Here is the list of schools I am applying to. Any other suggestions for schools to consider (or not to consider) would be great.
UCLA
UPenn
UC Berkeley
University of Michigan
University of Washington
Georgia Tech
University of Illinois at Chicago
UC Denver
University of Wisconsin - Madison
University of Maryland

I would be delighted to get into any of these school, but UCLA, Berkeley, Penn, or Michigan are my top choices.

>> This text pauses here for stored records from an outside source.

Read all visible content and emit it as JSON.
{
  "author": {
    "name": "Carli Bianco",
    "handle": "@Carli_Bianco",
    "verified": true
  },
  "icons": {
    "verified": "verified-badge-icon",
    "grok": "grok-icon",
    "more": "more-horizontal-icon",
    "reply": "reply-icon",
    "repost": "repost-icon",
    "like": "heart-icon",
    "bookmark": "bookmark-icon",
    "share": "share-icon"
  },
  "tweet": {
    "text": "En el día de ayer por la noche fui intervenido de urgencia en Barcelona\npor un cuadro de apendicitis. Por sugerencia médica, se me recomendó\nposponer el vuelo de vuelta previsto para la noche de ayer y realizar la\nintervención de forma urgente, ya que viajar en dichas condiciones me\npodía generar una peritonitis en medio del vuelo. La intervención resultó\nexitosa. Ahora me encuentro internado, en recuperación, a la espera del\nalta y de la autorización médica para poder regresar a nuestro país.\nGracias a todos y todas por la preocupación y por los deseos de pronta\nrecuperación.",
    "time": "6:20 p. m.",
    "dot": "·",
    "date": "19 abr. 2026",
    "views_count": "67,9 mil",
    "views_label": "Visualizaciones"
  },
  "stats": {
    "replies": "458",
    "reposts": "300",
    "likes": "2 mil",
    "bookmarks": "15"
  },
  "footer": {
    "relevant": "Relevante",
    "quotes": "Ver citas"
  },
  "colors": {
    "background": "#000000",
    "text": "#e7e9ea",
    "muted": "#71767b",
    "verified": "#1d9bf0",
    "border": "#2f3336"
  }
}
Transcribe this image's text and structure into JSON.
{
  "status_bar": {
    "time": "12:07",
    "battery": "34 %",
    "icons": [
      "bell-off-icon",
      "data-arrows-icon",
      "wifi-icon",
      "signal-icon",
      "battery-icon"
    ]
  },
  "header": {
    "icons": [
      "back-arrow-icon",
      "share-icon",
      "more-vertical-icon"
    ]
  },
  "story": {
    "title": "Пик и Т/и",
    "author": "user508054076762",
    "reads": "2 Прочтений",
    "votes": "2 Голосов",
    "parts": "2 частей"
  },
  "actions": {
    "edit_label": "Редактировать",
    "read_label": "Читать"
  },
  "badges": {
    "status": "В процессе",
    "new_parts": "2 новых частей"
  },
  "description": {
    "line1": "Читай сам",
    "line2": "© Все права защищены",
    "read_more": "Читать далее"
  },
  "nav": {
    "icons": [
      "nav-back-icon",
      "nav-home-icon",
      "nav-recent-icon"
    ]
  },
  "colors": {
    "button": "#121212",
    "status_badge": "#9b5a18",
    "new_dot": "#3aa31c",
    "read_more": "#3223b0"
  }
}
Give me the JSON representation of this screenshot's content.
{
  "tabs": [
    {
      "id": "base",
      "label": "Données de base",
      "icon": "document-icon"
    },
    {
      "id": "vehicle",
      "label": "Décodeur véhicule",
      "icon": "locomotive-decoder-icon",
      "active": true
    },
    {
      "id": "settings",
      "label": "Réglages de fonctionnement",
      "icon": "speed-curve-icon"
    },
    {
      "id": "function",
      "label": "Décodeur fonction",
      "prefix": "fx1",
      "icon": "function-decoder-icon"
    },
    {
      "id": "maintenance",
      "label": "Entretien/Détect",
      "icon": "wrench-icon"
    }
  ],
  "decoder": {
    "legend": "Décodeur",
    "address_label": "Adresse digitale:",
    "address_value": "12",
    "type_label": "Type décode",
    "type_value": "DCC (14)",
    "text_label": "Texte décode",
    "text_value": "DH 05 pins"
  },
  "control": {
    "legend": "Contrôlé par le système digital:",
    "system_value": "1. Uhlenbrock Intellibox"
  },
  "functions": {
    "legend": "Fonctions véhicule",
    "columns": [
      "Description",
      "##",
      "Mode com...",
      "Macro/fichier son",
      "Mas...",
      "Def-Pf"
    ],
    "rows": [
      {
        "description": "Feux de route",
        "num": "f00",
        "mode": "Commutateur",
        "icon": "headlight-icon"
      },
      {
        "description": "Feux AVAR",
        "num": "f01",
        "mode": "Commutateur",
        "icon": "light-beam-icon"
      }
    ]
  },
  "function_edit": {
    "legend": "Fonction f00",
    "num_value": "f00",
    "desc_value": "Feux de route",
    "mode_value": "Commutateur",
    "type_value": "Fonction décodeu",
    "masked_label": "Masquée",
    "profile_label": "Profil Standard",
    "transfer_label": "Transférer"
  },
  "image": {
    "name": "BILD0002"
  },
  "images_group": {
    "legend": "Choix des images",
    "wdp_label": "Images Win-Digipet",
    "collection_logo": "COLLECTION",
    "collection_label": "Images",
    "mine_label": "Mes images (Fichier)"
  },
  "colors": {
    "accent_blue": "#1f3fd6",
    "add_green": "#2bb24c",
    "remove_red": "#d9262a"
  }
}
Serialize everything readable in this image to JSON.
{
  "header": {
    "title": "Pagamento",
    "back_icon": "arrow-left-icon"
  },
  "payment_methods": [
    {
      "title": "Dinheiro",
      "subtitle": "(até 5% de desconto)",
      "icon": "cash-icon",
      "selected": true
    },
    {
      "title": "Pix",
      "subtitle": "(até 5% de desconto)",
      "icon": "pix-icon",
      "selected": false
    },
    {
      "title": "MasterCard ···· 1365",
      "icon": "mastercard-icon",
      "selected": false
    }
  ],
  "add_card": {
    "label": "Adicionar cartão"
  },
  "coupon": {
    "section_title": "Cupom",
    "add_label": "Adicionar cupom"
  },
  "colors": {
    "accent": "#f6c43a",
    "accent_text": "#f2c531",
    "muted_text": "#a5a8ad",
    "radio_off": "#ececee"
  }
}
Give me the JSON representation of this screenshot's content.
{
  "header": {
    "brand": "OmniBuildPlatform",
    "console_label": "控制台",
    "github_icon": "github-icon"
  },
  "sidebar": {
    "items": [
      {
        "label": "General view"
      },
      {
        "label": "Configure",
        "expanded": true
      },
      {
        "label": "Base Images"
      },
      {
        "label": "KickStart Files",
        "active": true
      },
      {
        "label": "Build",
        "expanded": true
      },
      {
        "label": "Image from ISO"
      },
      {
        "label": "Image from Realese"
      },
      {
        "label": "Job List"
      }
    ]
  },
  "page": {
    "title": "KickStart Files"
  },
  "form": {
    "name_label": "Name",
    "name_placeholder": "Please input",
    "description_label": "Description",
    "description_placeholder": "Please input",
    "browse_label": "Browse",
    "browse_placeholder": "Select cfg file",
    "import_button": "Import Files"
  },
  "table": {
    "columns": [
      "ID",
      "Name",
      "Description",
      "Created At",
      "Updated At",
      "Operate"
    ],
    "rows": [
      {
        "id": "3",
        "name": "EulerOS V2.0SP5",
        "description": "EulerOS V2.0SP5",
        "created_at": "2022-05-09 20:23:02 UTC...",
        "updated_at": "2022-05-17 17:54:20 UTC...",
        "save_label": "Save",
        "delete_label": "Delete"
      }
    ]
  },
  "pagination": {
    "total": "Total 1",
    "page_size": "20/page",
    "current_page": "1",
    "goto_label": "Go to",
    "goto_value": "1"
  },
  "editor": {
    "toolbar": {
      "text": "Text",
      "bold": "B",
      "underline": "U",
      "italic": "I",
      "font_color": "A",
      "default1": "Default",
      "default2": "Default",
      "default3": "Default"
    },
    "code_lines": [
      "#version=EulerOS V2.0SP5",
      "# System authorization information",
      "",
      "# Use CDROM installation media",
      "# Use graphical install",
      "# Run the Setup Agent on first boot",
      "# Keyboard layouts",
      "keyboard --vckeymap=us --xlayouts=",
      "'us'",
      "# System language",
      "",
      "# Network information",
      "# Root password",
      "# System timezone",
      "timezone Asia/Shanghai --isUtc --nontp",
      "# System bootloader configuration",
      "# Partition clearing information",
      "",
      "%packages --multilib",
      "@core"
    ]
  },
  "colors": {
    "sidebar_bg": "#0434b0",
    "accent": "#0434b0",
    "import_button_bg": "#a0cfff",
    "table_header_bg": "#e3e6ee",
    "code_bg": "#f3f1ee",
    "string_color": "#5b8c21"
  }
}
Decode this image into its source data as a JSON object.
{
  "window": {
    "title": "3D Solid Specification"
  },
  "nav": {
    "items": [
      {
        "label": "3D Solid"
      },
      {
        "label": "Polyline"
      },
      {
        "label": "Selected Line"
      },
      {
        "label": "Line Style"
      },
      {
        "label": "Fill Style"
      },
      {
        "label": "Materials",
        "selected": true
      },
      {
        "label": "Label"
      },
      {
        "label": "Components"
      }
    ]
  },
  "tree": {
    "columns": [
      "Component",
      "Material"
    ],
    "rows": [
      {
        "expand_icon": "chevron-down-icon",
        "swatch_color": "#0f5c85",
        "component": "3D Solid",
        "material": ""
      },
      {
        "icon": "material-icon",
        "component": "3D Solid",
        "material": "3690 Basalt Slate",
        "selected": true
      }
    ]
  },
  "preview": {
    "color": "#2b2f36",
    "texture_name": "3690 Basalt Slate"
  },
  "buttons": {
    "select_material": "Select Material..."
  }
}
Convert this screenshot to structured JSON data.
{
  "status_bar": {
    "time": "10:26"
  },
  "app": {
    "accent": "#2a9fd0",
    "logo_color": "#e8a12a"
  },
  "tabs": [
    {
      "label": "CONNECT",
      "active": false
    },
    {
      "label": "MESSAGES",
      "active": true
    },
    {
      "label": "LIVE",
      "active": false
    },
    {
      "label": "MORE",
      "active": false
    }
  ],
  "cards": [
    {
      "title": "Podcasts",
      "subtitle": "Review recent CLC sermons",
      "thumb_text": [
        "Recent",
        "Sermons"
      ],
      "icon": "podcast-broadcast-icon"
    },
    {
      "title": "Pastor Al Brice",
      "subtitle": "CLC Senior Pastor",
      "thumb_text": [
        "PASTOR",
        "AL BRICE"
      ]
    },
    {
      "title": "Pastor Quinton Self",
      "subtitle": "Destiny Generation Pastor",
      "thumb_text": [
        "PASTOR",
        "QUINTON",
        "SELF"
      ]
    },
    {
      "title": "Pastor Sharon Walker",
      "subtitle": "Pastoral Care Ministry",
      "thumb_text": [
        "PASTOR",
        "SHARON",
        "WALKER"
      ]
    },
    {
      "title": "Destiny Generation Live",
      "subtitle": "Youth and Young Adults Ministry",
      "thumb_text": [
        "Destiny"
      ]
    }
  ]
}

Undergrad: Emory University, GPA: 3.376, Major: Sociology
GRE: Verbal 170, Quantitative 164, Analytical 4.5

Experience:
- English Teacher at private school in South Korea for two years
- Writing Instructor at a test-prep/tutoring center
- Site leader and tutor for after-school tutoring program for elementary to middle school students
- Volunteer/Internship teaching math concepts for a summer academic and recreational program for high school refugees
- Program Coordinator for the same high school summer program the following year with focus on leadership and community service activities.
- Volunteer counselor/mentor in a refugee youth group.

My weaknesses are that I don't have any experience in urban planning.. my undergrad GPA is a bit low for some schools.. and my coursework may seem unfocused because I took science courses throughout my college career (and did poorly, hence my GPA) for a pre-health track.

Big factors for me: financial aid and good job placement.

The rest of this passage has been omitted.